This website covers knowledge management, personal effectiveness, theory of constraints, amongst other topics. Opinions expressed here are strictly those of the owner, Jack Vinson, and those of the commenters.

Tags and categorization, informal and formal

I'm coming at this a little late for the blogosphere, but it's still an interesting topic.  This spring, I read David Weinberger's Release 1.0 column on Taxonomies to Tags: From Trees to Piles of Leaves (or see an extended abstract at his website).  And I just read Clay Shirky's similar article, Ontology is Overrated: Categories, Links, and Tags.  Weinberger is also working on a new book, Everything is Miscellaneous, and he has been talking about this quite a bit on his blog (see Technorati for this tag to find his postings on the book).

Both of these articles have to do with comparing the traditional (formal) world of categorization with the new (informal) ideas of tagging and group categorization.  Shirky's article is higher in my consciousness, and he talks about why and how categorization schemes developed: primarily to figure out where to place physical objects in limited physical space.  In libraries, a book can only be in one location.  In museums, artwork can only hang on one wall, or rock specimens can only be located in one place.  In the digital world, this limitation goes away, since one can put many labels on a thing.

Another problem with formal categorization schemes is that schemes do not easily transfer from culture to culture.  And even within a given culture, the scheme needs to change over time as the culture understands things differently.  Again, with physical objects, it is very difficult to decide that entire shelves of books need to be rearranged, based on new cultural norms.  And again, in the digital world, this becomes so easy that the constraint of changing the scheme vanishes.

What Shirky argues is that formal categorization itself is unneeded, where "formal" is work done by a set of experts for the good of everyone else.  Why not let the people who use the materials place labels on those materials for themselves?  With massive numbers of people labeling for their own purposes, and then sharing their labels with everyone else, you will get enough variety of labels in order to track things down.  Sure, you won't get a perfect labeling mechanism, but Shirky argues that this is actually a good thing because those terms mean different things to different people.

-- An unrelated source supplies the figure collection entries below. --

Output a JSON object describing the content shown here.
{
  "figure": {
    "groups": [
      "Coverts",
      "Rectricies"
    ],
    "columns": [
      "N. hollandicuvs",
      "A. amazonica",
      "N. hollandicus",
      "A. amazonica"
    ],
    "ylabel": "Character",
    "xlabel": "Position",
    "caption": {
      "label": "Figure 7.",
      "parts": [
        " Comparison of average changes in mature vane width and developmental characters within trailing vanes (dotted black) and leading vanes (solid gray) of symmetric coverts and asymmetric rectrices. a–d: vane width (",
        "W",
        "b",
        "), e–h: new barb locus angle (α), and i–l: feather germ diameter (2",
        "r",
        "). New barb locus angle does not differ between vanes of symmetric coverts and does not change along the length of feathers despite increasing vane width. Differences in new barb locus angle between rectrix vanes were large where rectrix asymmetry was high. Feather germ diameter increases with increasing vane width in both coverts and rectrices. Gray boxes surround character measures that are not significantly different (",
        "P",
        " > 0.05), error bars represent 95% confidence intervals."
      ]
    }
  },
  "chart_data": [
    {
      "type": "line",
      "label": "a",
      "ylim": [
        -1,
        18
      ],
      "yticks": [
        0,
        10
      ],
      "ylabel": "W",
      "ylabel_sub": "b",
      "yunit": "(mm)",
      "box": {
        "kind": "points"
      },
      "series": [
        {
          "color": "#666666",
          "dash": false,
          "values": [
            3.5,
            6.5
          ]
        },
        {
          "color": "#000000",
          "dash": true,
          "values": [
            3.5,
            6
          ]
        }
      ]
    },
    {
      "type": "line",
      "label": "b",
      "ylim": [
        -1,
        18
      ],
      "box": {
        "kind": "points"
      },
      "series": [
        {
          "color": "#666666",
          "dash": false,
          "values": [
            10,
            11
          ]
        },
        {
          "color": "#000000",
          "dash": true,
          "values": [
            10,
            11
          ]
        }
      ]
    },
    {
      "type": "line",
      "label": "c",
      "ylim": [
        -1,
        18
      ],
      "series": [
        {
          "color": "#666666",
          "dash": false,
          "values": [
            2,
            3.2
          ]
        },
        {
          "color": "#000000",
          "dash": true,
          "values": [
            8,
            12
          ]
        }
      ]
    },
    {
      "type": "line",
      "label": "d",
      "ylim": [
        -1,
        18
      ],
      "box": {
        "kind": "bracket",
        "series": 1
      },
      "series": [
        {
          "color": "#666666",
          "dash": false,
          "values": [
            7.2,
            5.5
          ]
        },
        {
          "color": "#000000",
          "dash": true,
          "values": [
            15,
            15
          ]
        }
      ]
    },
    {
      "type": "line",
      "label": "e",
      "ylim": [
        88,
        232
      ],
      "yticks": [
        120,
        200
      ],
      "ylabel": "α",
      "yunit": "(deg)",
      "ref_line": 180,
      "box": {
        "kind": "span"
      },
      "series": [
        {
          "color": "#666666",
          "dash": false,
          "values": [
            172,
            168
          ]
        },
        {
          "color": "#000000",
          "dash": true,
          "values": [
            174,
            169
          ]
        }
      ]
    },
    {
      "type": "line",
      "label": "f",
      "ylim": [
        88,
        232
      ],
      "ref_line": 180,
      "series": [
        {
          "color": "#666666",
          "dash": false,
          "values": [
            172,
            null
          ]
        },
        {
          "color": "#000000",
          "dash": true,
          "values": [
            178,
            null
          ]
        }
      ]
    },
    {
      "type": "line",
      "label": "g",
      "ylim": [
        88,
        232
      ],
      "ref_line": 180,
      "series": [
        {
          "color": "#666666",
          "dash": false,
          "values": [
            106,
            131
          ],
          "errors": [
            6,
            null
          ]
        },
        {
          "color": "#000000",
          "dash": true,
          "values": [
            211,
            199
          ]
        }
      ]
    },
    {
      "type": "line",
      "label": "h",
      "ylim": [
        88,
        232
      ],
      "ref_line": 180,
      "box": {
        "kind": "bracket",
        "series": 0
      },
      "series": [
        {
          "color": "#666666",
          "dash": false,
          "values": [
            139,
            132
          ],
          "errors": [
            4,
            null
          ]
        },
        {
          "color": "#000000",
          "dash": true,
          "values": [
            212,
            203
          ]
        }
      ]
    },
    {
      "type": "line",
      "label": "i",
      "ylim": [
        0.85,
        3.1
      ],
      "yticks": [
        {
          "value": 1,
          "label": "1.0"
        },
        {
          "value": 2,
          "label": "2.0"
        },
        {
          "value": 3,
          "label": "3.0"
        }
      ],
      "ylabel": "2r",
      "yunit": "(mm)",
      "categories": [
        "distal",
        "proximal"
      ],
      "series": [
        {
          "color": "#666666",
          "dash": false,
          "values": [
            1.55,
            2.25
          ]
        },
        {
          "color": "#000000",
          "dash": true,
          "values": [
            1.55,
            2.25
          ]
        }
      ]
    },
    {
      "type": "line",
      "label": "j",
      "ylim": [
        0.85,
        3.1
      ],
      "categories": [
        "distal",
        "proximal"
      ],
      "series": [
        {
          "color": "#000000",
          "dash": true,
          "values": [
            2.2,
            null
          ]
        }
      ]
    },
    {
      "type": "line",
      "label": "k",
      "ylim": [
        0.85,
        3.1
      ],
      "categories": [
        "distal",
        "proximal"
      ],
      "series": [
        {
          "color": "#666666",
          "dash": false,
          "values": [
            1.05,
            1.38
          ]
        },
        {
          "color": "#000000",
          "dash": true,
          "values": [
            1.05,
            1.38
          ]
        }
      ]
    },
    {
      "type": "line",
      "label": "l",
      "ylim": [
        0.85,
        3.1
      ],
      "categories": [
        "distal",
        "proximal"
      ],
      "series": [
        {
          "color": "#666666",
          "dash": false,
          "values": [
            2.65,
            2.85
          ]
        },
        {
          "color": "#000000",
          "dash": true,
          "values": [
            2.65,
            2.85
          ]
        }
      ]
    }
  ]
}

The Weinberger article covers similar ground, but it goes into more detail on the types of things one can do with taxonomies (trees) and tagging ("leaf piles") and something in the middle that leads to faceted classification.  Weinberger also highlights a number of companies that are working in the taxonomy and tagging spaces.

The thing I still want is something like what Siderian have done with fac.etio.us, that lets you slice tags multiple ways.  So you can look for reference tips on writing by exploring items that have all three tags.  I want this for personal use as well as to browse folksonomies like fac.etio.us does with del.icio.us content.  (Unfortunately, it seems to be only surfing the most recent four months of bookmarks.)